Vingt-sept tablettes cunéiformes fournissant des informations sur Nerik, la cité sacrée dédiée au dieu principal des Hittites, Tešup, ont été découvertes à l’emplacement du monticule d’Oymaağaç. Ces tablettes mentionnent le nom de la ville de Nerik, les dieux de Nerik incluant le Dieu de la Tempête et sa consort, ainsi que les zones environnantes. Pour les hittitologues, c’est l’équivalent de trouver un cadastre : chaque ligne déchiffrée replace une pièce sur l’échiquier géographique d’un empire disparu.
Mais la découverte qui a le plus surpris l’équipe se trouvait sous le temple lui-même.

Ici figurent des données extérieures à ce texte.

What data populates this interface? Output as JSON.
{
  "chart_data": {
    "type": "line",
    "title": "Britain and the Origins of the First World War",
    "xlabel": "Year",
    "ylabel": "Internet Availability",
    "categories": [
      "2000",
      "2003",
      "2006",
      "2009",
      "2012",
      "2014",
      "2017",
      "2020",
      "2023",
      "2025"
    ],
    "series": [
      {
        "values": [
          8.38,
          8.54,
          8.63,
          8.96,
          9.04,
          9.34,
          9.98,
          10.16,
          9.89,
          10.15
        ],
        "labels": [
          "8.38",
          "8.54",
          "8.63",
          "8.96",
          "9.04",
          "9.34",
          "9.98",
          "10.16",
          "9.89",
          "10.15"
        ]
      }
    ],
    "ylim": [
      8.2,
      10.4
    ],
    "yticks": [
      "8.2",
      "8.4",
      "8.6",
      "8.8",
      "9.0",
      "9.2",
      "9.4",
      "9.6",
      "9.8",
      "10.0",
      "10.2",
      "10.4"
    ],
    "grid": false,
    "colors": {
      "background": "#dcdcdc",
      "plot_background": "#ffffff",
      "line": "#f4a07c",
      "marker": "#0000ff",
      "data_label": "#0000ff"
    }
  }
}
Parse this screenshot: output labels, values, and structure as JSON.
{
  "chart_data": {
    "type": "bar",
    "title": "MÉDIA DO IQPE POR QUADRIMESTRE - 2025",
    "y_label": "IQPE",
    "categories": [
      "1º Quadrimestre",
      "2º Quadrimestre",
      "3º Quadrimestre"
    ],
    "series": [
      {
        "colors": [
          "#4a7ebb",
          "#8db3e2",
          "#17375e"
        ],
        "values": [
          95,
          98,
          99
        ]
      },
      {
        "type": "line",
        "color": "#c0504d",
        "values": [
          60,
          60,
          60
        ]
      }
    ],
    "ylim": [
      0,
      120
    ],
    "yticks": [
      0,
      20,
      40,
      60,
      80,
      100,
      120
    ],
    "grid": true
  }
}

Les archéologues ont trouvé un tunnel au-dessus du temple et, en l’excavant, ont atteint à environ 8 mètres de profondeur une zone que les Hittites appelaient « l’eau sainte ». L’équipe a été stupéfaite de trouver des restes de bois à l’intérieur de ce bassin, matière organique rare en Anatolie. En creusant davantage, ils ont également découvert des coques de noisettes. Ces noisettes vieilles de 3 000 ans ont confirmé que la région de la mer Noire était déjà un centre de production de noisettes. La Turquie assure aujourd’hui près de 70 % de la production mondiale de noisettes, une continuité agricole de trente siècles dont même les producteurs locaux ignoraient sans doute l’ancienneté.
Une civilisation que l’histoire a longtemps négligée
Jusqu’au XIXe siècle, ce grand empire restait enveloppé dans le mystère. Les rares informations sur les Hittites provenaient de références dans l’Ancien Testament et de quelques documents égyptiens. En 1915, le savant tchèque B. Hrozny démontrait que la langue dans laquelle étaient rédigés les documents originaux des archives de Boghaz-Köy était un dialecte indo-européen. Une révélation tardive pour un peuple qui avait signé, vers 1283 avant notre ère, le premier traité de paix connu de l’histoire humaine, avec l’Égypte de Ramsès II, après la bataille de Qadesh.
Les Hittites utilisaient deux types d’écritures : le cunéiforme mésopotamien pour les usages quotidiens et les hiéroglyphes louvites pour les inscriptions monumentales. Cette double comptabilité graphique, à la fois empruntée et originale, compliquait le déchiffrement et retardait la compréhension d’une civilisation qui avait pourtant laissé des dizaines de milliers de tablettes. L’une des découvertes les plus importantes à Hattusa a été les archives royales de 10 000 tablettes cunéiformes. Une fois traduites, elles se sont révélées contenir de la correspondance officielle, des contrats et des codes juridiques.
Les fouilles de 2024 ont également livré une trouvaille qui a, cette fois, frappé les esprits bien au-delà des cercles académiques. Lors d’excavations à Kırıkkale, un sceau cunéiforme utilisé par la famille royale hittite a été mis au jour. L’inscription « Quiconque brise ce sceau mourra » y figure. Trois mille ans après sa gravure, l’avertissement reste lisible. Et dans un certain sens, toujours d’actualité.
Si Üçhöyük est confirmé comme étant Purušhanda, cela résoudrait l’un des mystères archéologiques persistants d’Anatolie et transformerait le site en attraction majeure du patrimoine culturel turc. Deux collines, deux cités, deux enquêtes toujours ouvertes, mais dont chaque campagne de fouilles rapproche un peu plus la conclusion. L’Anatolie n’a pas fini de rendre la monnaie de ses millénaires.